Candidate: Spencer Delcore
Date: April 24, 2026
Time: 11:00 AM
Location: Online
Supervisor: Krzysztof Czarnecki
All are welcome!
Abstract:
End-to-end autonomous driving systems demonstrate impressive capabilities under normal conditions but exhibit unpredictable safety degradation when perception is compromised by adverse weather, image distortions, or sensor failures. Existing safety assessment methods fail to capture how perception degradation propagates through these black-box architectures and impact driving decisions, creating a fundamental gap in deployment readiness evaluation. This thesis presents a three-activity framework for quantifying and predicting safety risk in end-to-end autonomous driving systems under conditions where poor perception significantly affects safety. Activity 1 performs data augmentation and model execution through four sub-activities: dataset creation, model evaluation, safety assessment via the Total Risk metric, and feature extraction. The Total Risk metric aggregates incident severity through three components: time-to-incident severity, distance severity, and impact severity. Activity 2 trains a machine learning predictor on spatial and temporal features extracted from auxiliary task outputs of the model to determine expected Total Risk deviations from the Total Risk under nominal conditions. Activity 3 deploys the trained predictor for real-time safety degradation detection, enabling proactive intervention strategies. Experiments across two architectures, UniAD and ST-P3, under 24 different perception-relevant conditions spanning weather, lighting, sensor failures, and image distortions, reveal several key insights for system designers. Analysis across four test suites uncovers asymmetric generalization where predictors trained on severe conditions generalize reliably to less severe conditions, while the reverse fails catastrophically.

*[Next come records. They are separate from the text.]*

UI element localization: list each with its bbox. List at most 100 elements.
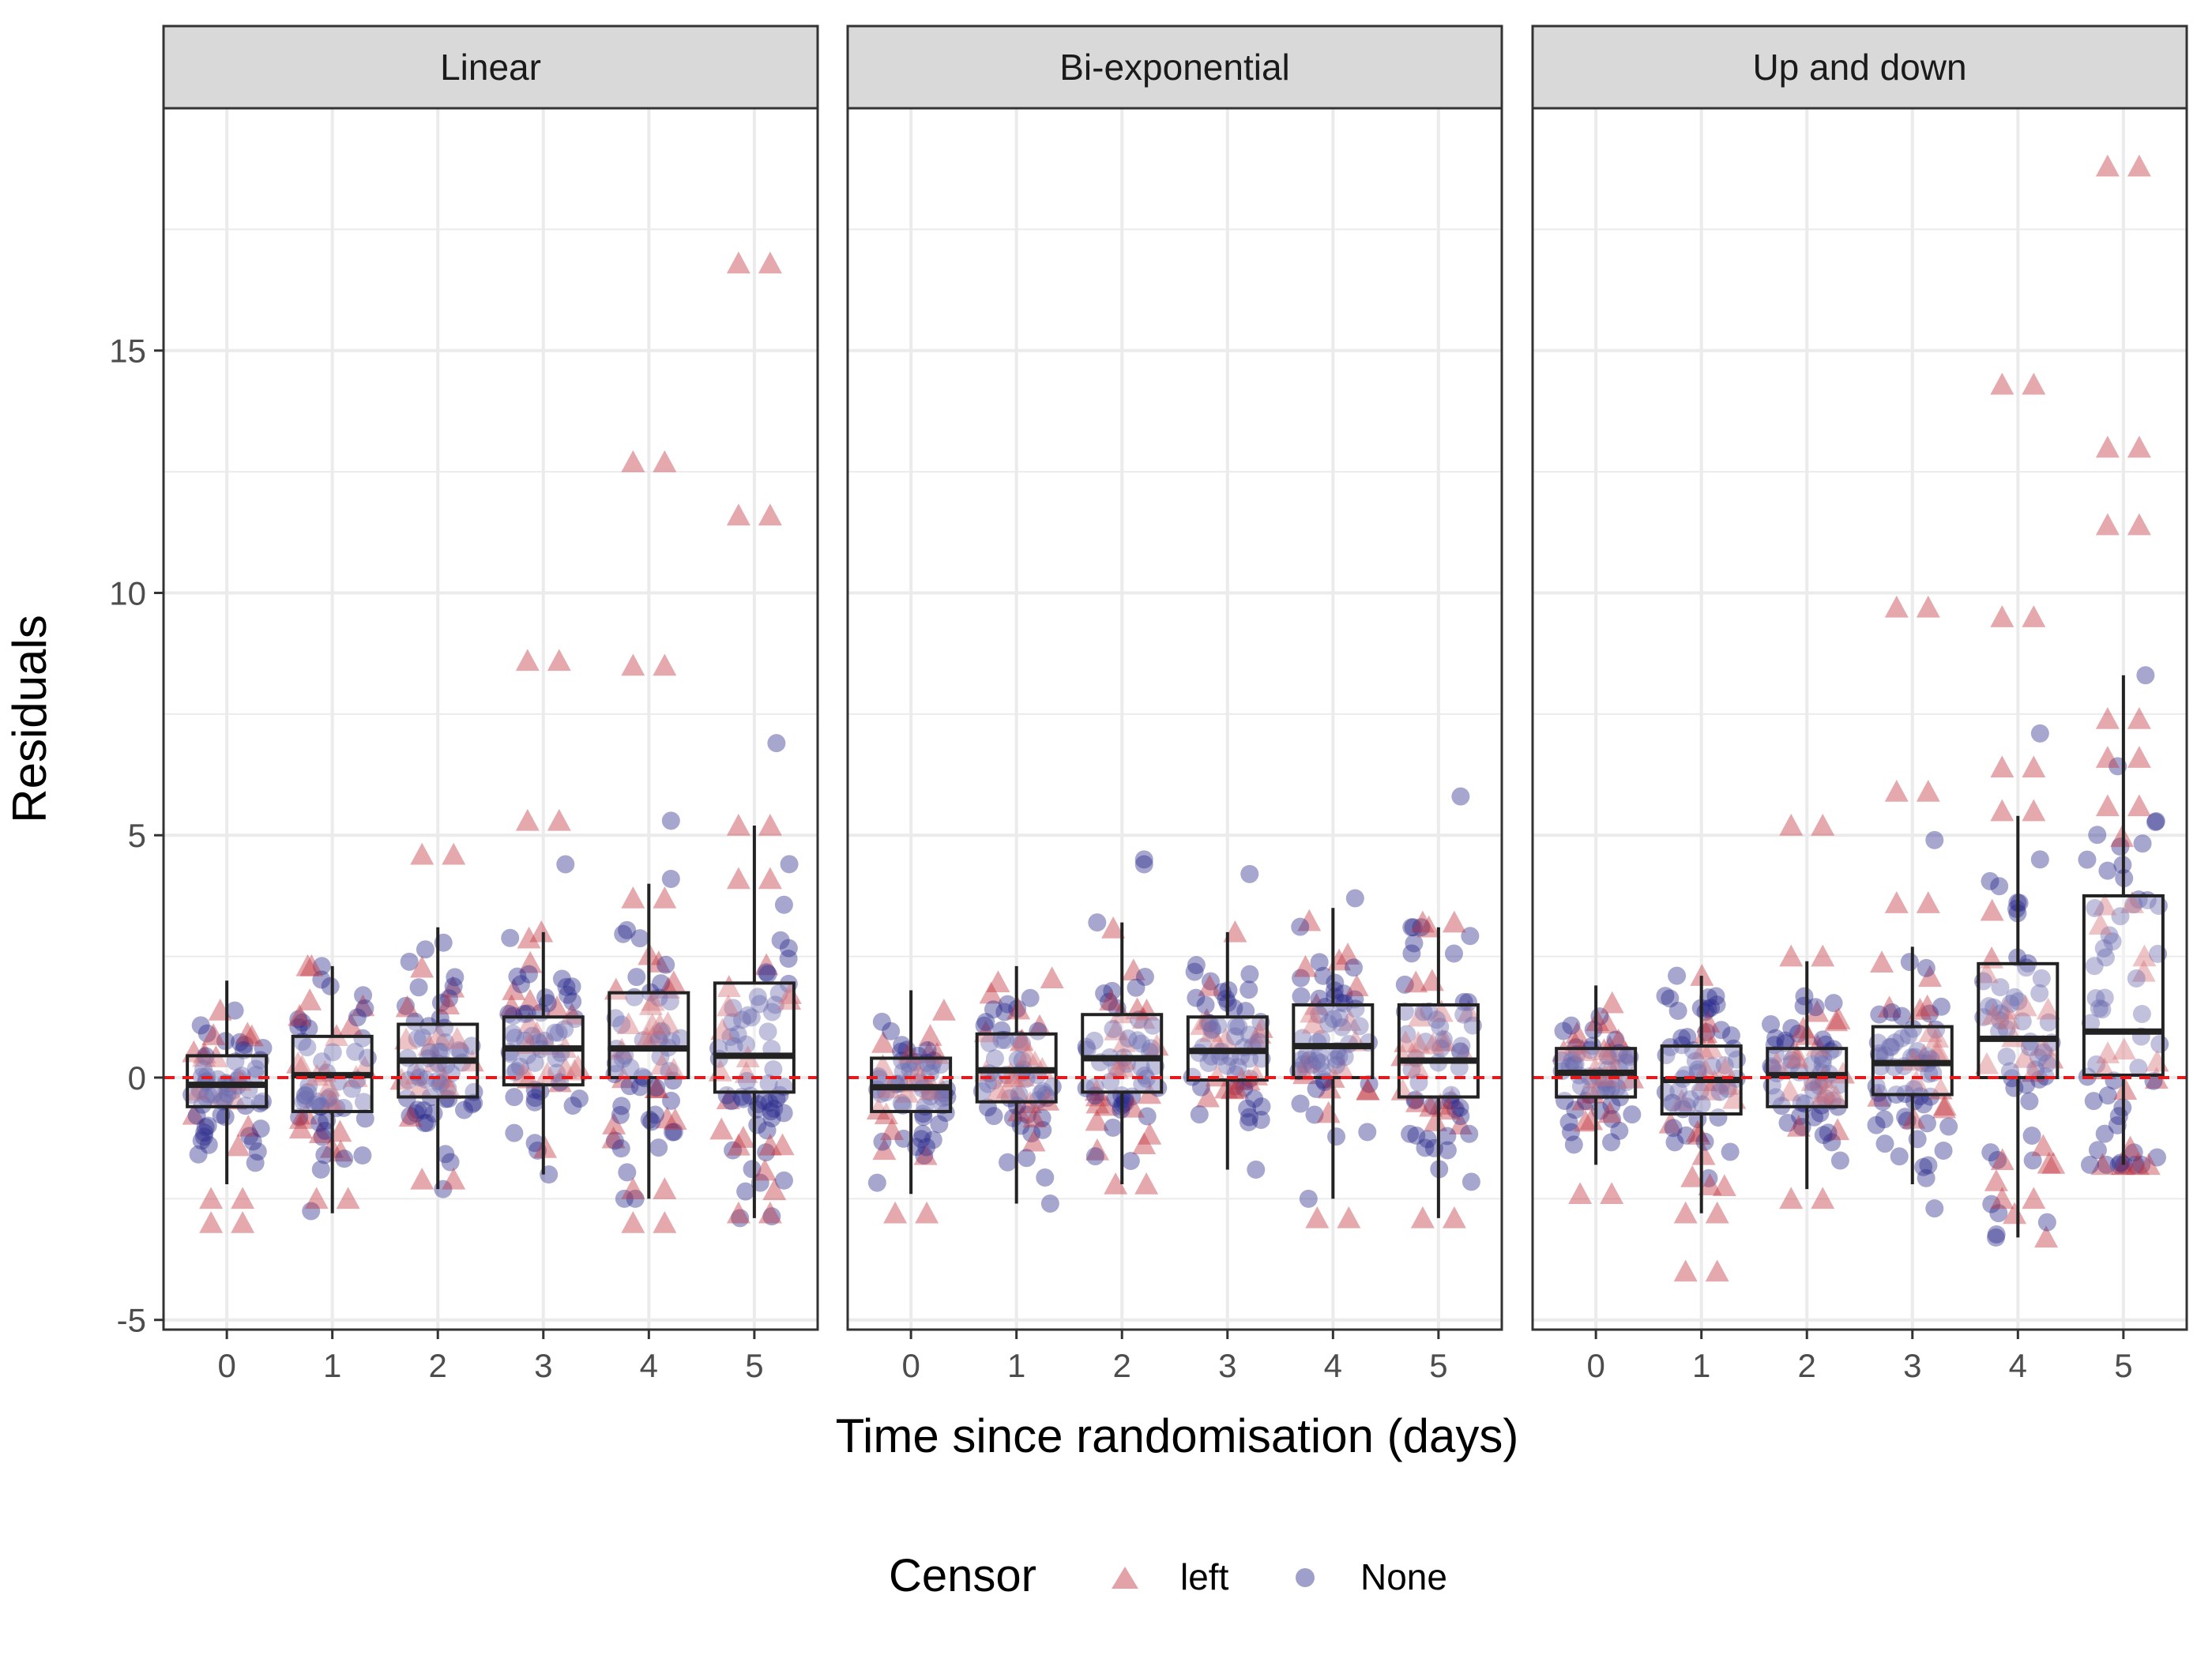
- data-point-none: [1814, 1126, 1833, 1145]
- data-point-left: [1932, 1096, 1957, 1119]
- data-point-left: [1785, 1046, 1809, 1069]
- boxplots: [186, 825, 796, 1218]
- box-body: [1081, 1013, 1164, 1094]
- x-tick-label: 0: [1586, 1347, 1604, 1384]
- data-point-left: [646, 950, 671, 973]
- data-point-none: [439, 1089, 458, 1108]
- data-point-none: [2000, 1062, 2019, 1081]
- data-point-none: [1789, 1024, 1808, 1043]
- data-point-left: [1111, 1055, 1135, 1078]
- data-point-none: [1202, 1020, 1221, 1039]
- data-point-none: [566, 1010, 585, 1029]
- data-point-none: [525, 1053, 544, 1072]
- data-point-none: [1107, 1059, 1126, 1078]
- data-point-none: [2020, 1037, 2039, 1056]
- data-point-none: [1407, 1126, 1426, 1145]
- data-point-none: [187, 1106, 206, 1125]
- data-point-none: [2096, 948, 2115, 967]
- x-tick-label: 3: [1903, 1347, 1921, 1384]
- data-point-none: [1676, 1126, 1695, 1145]
- data-point-none: [1563, 1051, 1582, 1070]
- data-point-none: [1782, 1051, 1801, 1070]
- data-point-left: [1980, 898, 2004, 921]
- data-point-none: [451, 1042, 470, 1061]
- data-point-none: [1678, 1097, 1697, 1116]
- data-point-none: [1327, 1127, 1346, 1146]
- data-point-none: [189, 1145, 208, 1164]
- data-point-none: [1406, 1090, 1425, 1109]
- data-point-none: [912, 1130, 931, 1149]
- data-point-none: [1997, 1019, 2016, 1038]
- outlier-point-left: [726, 251, 750, 274]
- data-point-none: [913, 1124, 932, 1143]
- data-point-none: [1314, 966, 1333, 985]
- outlier-point-left: [758, 1201, 782, 1224]
- data-point-none: [1451, 1042, 1470, 1061]
- data-point-none: [1240, 965, 1259, 984]
- data-point-left: [547, 1070, 572, 1093]
- data-point-left: [1823, 1084, 1848, 1107]
- data-point-none: [2001, 995, 2020, 1014]
- data-point-none: [1085, 1031, 1104, 1050]
- data-point-none: [1132, 1034, 1151, 1053]
- data-point-none: [995, 1031, 1014, 1050]
- data-point-left: [641, 1025, 665, 1048]
- data-point-none: [1225, 1027, 1244, 1046]
- data-point-none: [1013, 1051, 1032, 1070]
- data-point-none: [995, 1003, 1014, 1022]
- data-point-left: [1297, 909, 1322, 931]
- data-point-none: [1036, 1168, 1055, 1187]
- data-point-none: [505, 1088, 524, 1107]
- data-point-none: [1315, 1070, 1334, 1089]
- data-point-none: [1892, 1006, 1911, 1025]
- data-point-none: [1810, 1046, 1829, 1065]
- data-point-none: [2020, 1092, 2039, 1111]
- data-point-left: [294, 1102, 318, 1125]
- data-point-none: [1454, 1005, 1473, 1024]
- data-point-none: [235, 1036, 254, 1055]
- outlier-point-left: [410, 842, 434, 865]
- data-point-left: [663, 1108, 687, 1131]
- data-point-none: [1602, 1096, 1621, 1115]
- data-point-none: [2088, 826, 2107, 845]
- data-point-left: [408, 1074, 432, 1097]
- outlier-point-left: [726, 1133, 750, 1156]
- data-point-left: [1405, 1090, 1429, 1112]
- outlier-point-left: [653, 450, 677, 472]
- data-point-none: [2094, 939, 2113, 958]
- data-point-none: [318, 1089, 337, 1108]
- data-point-left: [208, 1085, 232, 1108]
- data-point-none: [1986, 1228, 2005, 1247]
- data-point-none: [1904, 1019, 1923, 1038]
- data-point-none: [547, 1049, 566, 1068]
- data-point-left: [1824, 1009, 1849, 1032]
- data-point-none: [356, 999, 374, 1018]
- data-point-none: [1982, 1195, 2001, 1213]
- data-point-left: [1416, 915, 1441, 938]
- data-point-none: [2022, 1126, 2041, 1145]
- data-point-none: [408, 1029, 427, 1048]
- data-point-none: [1294, 1055, 1313, 1074]
- data-point-left: [560, 1003, 585, 1025]
- outlier-point-left: [1442, 1206, 1466, 1228]
- data-point-left: [1390, 1078, 1415, 1101]
- data-point-none: [463, 1095, 482, 1114]
- data-point-left: [716, 1087, 740, 1110]
- data-point-none: [2111, 907, 2130, 926]
- data-point-none: [418, 1113, 437, 1132]
- data-point-none: [1191, 1078, 1210, 1097]
- data-point-none: [984, 1107, 1003, 1126]
- data-point-left: [913, 1142, 938, 1165]
- data-point-none: [407, 1104, 426, 1123]
- data-point-none: [1813, 1055, 1832, 1074]
- data-point-left: [2012, 1045, 2037, 1068]
- data-point-none: [894, 1129, 913, 1148]
- data-point-left: [1104, 1057, 1129, 1079]
- outlier-point-left: [1600, 1182, 1624, 1204]
- data-point-none: [722, 1092, 741, 1111]
- data-point-left: [872, 1138, 897, 1161]
- data-point-none: [615, 1189, 634, 1208]
- data-point-none: [1451, 1042, 1470, 1061]
- outlier-point-left: [231, 1211, 255, 1233]
- outlier-point-left: [1916, 891, 1940, 913]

Sensor failure conditions, such as camera crashes, create fundamentally different system failure modes depending on model architecture (UniAD does not produce any detections while ST-P3 generates noisy hallucinations) requiring architecture-specific safety measures. Performing feature importance analysis demonstrates that early-stage auxiliary tasks provide the most informative degradation signals. This framework provides system designers with quantitative tools for architecture design, training data prioritization, and known deployment limitations, advancing the safety assurance of end-to-end autonomous driving systems.